Знаю, что не со зла. Что бесы вселяются в Витюшу, похлеще моих. Каждый, кто войну прошёл, вернулся израненным, гнилым внутри, с мрачной, тёмной, мёртвой душой.
Но даже знания мои не находят оправдание тому, что пред глазами разыгрывается. На святое покусился. На моё!
Грозный рык с губ срывается, и больше нет угрюмого Тихона, есть дикий зверь, что в бой на друга кидается, чтобы собственность свою отстаивать и честь девчушки защищать.
Не без труда скручиваю наглеца, в мой дом вторгшегося. Туго стягиваю руки и ноги ремнём кожаным, широким. И над девчушкой склоняюсь.
Стараюсь не дотронуться невзначай. Стараюсь не смотреть, но не могу себя пересилить и отвести взгляда. Прикрываю тело меня искушающее, к себе манящее, выгоняю из мыслей порочное желание коснуться тугих малиновых бусин на её жемчужной груди, запустить пальцы в дивную поросль, скрывающую её сокровенную плоть. Не время. Ни сейчас и никогда!
Поднимаю девчушку с пола и укладываю на кровать, под два одеяла. Чтобы согрелась скорее и перестала трястись. Знаю, что не поможет, что ужас этот только память перебороть сможет, но всё равно надёжно укутываю, оставляя только лицо.
Подхватываю Витюшу, ватное одеяло и тулуп и иду в баню. Пристраиваю гостя на широкой полке на ночь. Вдруг вижу гостьи неожиданной вещички приметные возле печки сушатся. Сгребаю находку в карман. Такое ни для чьих глаз не предназначено.

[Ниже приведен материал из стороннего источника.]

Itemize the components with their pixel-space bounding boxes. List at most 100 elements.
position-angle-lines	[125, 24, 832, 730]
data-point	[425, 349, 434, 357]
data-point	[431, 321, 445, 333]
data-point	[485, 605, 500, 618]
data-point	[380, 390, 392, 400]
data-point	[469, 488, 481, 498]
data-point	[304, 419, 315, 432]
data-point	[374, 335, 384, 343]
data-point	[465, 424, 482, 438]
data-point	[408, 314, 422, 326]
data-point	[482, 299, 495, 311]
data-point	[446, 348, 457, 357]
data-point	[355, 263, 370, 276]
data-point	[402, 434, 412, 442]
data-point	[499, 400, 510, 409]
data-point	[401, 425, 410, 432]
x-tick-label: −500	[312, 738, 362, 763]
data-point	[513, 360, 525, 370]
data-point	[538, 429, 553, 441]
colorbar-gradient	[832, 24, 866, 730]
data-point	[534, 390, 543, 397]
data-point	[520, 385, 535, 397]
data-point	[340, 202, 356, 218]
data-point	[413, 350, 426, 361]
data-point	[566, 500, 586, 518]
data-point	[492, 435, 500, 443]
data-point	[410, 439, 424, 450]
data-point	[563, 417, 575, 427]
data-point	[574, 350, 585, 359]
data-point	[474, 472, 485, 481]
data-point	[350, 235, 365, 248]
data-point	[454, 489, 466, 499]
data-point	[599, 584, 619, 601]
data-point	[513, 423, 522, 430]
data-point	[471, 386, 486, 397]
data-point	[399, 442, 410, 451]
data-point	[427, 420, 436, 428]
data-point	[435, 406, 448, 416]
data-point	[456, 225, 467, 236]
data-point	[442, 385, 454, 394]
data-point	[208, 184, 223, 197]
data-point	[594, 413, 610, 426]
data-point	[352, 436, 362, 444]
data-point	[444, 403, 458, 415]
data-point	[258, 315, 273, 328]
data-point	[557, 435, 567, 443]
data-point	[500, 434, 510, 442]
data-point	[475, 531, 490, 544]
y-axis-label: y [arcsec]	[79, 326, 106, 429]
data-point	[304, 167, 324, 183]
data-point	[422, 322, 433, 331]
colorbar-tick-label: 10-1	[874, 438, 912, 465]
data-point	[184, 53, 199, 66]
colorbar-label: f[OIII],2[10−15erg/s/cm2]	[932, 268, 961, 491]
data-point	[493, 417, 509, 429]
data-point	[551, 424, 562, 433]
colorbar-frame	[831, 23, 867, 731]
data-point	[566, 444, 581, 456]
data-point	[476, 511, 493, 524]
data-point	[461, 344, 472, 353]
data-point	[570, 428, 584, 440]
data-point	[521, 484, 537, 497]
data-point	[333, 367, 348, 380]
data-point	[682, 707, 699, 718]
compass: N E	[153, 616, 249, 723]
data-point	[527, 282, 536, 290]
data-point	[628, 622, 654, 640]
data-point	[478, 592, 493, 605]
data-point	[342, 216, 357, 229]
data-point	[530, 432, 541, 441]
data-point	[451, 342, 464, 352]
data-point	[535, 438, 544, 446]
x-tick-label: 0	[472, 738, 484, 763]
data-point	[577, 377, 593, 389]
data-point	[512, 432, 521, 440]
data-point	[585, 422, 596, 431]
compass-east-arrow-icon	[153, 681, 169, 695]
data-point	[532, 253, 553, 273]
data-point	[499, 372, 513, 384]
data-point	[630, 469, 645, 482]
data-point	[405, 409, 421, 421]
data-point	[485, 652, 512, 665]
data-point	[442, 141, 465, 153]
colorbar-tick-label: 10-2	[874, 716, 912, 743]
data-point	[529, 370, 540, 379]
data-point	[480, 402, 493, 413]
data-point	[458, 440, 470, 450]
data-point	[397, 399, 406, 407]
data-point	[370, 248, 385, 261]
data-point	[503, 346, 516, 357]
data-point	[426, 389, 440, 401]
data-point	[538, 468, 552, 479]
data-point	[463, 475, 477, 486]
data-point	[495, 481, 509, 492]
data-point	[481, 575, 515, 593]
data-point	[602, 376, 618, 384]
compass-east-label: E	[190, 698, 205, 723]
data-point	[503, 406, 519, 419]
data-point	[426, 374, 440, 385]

Запираю замок на двери, сумки собираю, в спешке брошенные, и вваливаюсь в дом.
Девчушка от шума сжимается. Сажусь на край кровати, успокоить хочу. Да как? Говорю правду:
– Ты не серчай на Витьку, не со зла он. Не хотел обидеть. На войне мы были совсем ребятами, всякого повидали. Контузило его, вот и перемыкает в голове: словно он – и не он вовсе становится. Испугал он тебя, знаю, сильно. Непростительно. Но, главное, что я поспел вовремя. Жизнь всё перемелет. Пить ему нельзя совсем, только иногда невозможно иначе. У кого руки в крови по локоть вымазаны – сами себе враги.
Она поворачивается и льнёт ко мне всем маленьким телом, что котёнок к хозяину.
– Он не тронет меня больше? – спрашивает.
– Не позволю, – обещаю я. – Погостит пару дней и домой отправится. А я тебя ни на секунду из виду не выпущу, пока он в гостях.
Она устраивается головой на моих ногах, чуть выше колен. В опасной близости к напряжённой горячей плоти. Взведённому орудию. На натянутой до предела тетиве. Нацеленному на неё.
Она начинает посапывать, будто не знает, что кровь моя дурная к самому концу прилила и просит оттока. Хотя и не знает. Я же молчать буду, а она слишком невинна, чтобы заметить. Спасения ищет в моих руках. Утешения.